Quite apart from the current situation in which cricket finds itself, Linlithgow has been through some challenging times, but with membership on the rise and a thriving social calendar, the club has plenty of cause for optimism.   

“Through a lot of hard work in advertising the club and getting it a bit more involved within Linlithgow, things are looking really positive,” said Laura. “We hold beer tastings with the local farm shop and the local curry house came along and did a buffet night for us, which meant they got a bit of money per head and we also made some from ticket sales. Things like that brought a bit of a buzz which got people talking, and our membership has increased as a result.

“We have about thirty playing members, but what is nice about Linlithgow is that there is a very varied age-range, with older members and a junior section that’s thriving. We have about 28 juniors who train on a Monday, doing a combination of soft ball and Kwik Cricket, and when they’re ready to start playing with the hard ball we try to get them involved with our second team. That has worked well, to the point where we were considering the re-introduction of our third team to play some Sunday cricket which would get the juniors even more exposure. Although that’s on hold for the moment, of course!

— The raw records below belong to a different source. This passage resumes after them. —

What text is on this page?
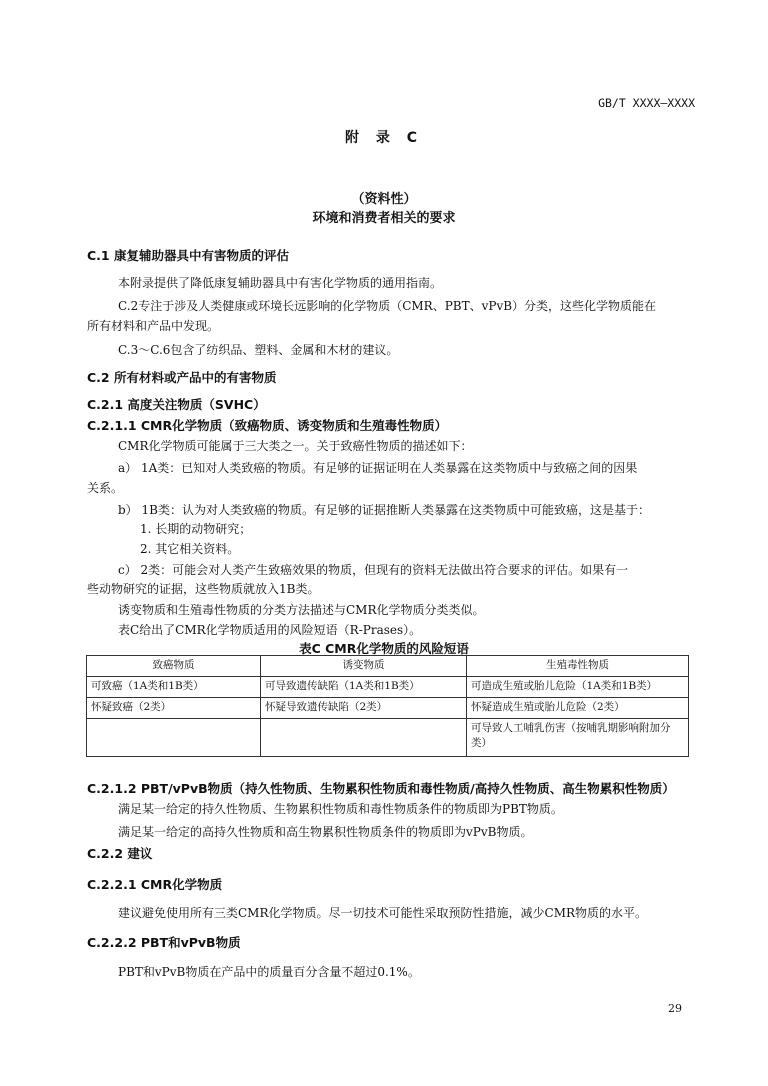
GB/T XXXX—XXXX
附 录 C
（资料性）
环境和消费者相关的要求
C.1 康复辅助器具中有害物质的评估
本附录提供了降低康复辅助器具中有害化学物质的通用指南。
C.2专注于涉及人类健康或环境长远影响的化学物质（CMR、PBT、vPvB）分类，这些化学物质能在
所有材料和产品中发现。
C.3～C.6包含了纺织品、塑料、金属和木材的建议。
C.2 所有材料或产品中的有害物质
C.2.1 高度关注物质（SVHC）
C.2.1.1 CMR化学物质（致癌物质、诱变物质和生殖毒性物质）
CMR化学物质可能属于三大类之一。关于致癌性物质的描述如下：
a） 1A类：已知对人类致癌的物质。有足够的证据证明在人类暴露在这类物质中与致癌之间的因果
关系。
b） 1B类：认为对人类致癌的物质。有足够的证据推断人类暴露在这类物质中可能致癌，这是基于：
1. 长期的动物研究；
2. 其它相关资料。
c） 2类：可能会对人类产生致癌效果的物质，但现有的资料无法做出符合要求的评估。如果有一
些动物研究的证据，这些物质就放入1B类。
诱变物质和生殖毒性物质的分类方法描述与CMR化学物质分类类似。
表C给出了CMR化学物质适用的风险短语（R-Prases）。
表C CMR化学物质的风险短语
致癌物质	诱变物质	生殖毒性物质
可致癌（1A类和1B类）	可导致遗传缺陷（1A类和1B类）	可造成生殖或胎儿危险（1A类和1B类）
怀疑致癌（2类）	怀疑导致遗传缺陷（2类）	怀疑造成生殖或胎儿危险（2类）
		可导致人工哺乳伤害（按哺乳期影响附加分类）
C.2.1.2 PBT/vPvB物质（持久性物质、生物累积性物质和毒性物质/高持久性物质、高生物累积性物质）
满足某一给定的持久性物质、生物累积性物质和毒性物质条件的物质即为PBT物质。
满足某一给定的高持久性物质和高生物累积性物质条件的物质即为vPvB物质。
C.2.2 建议
C.2.2.1 CMR化学物质
建议避免使用所有三类CMR化学物质。尽一切技术可能性采取预防性措施，减少CMR物质的水平。
C.2.2.2 PBT和vPvB物质
PBT和vPvB物质在产品中的质量百分含量不超过0.1%。
29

“But it’s a lovely club to be involved in,” concluded Laura. “My enjoyment is in the fundraising, in creating a nice event that people like to come to that makes some money for the club, but the cricket side is growing as well. Our children are there on a Saturday afternoon to cheer on the first or second team, and with most of them now starting to play juniors, too, it’s nice to see that cricket in Linlithgow is carrying on into the next generation.”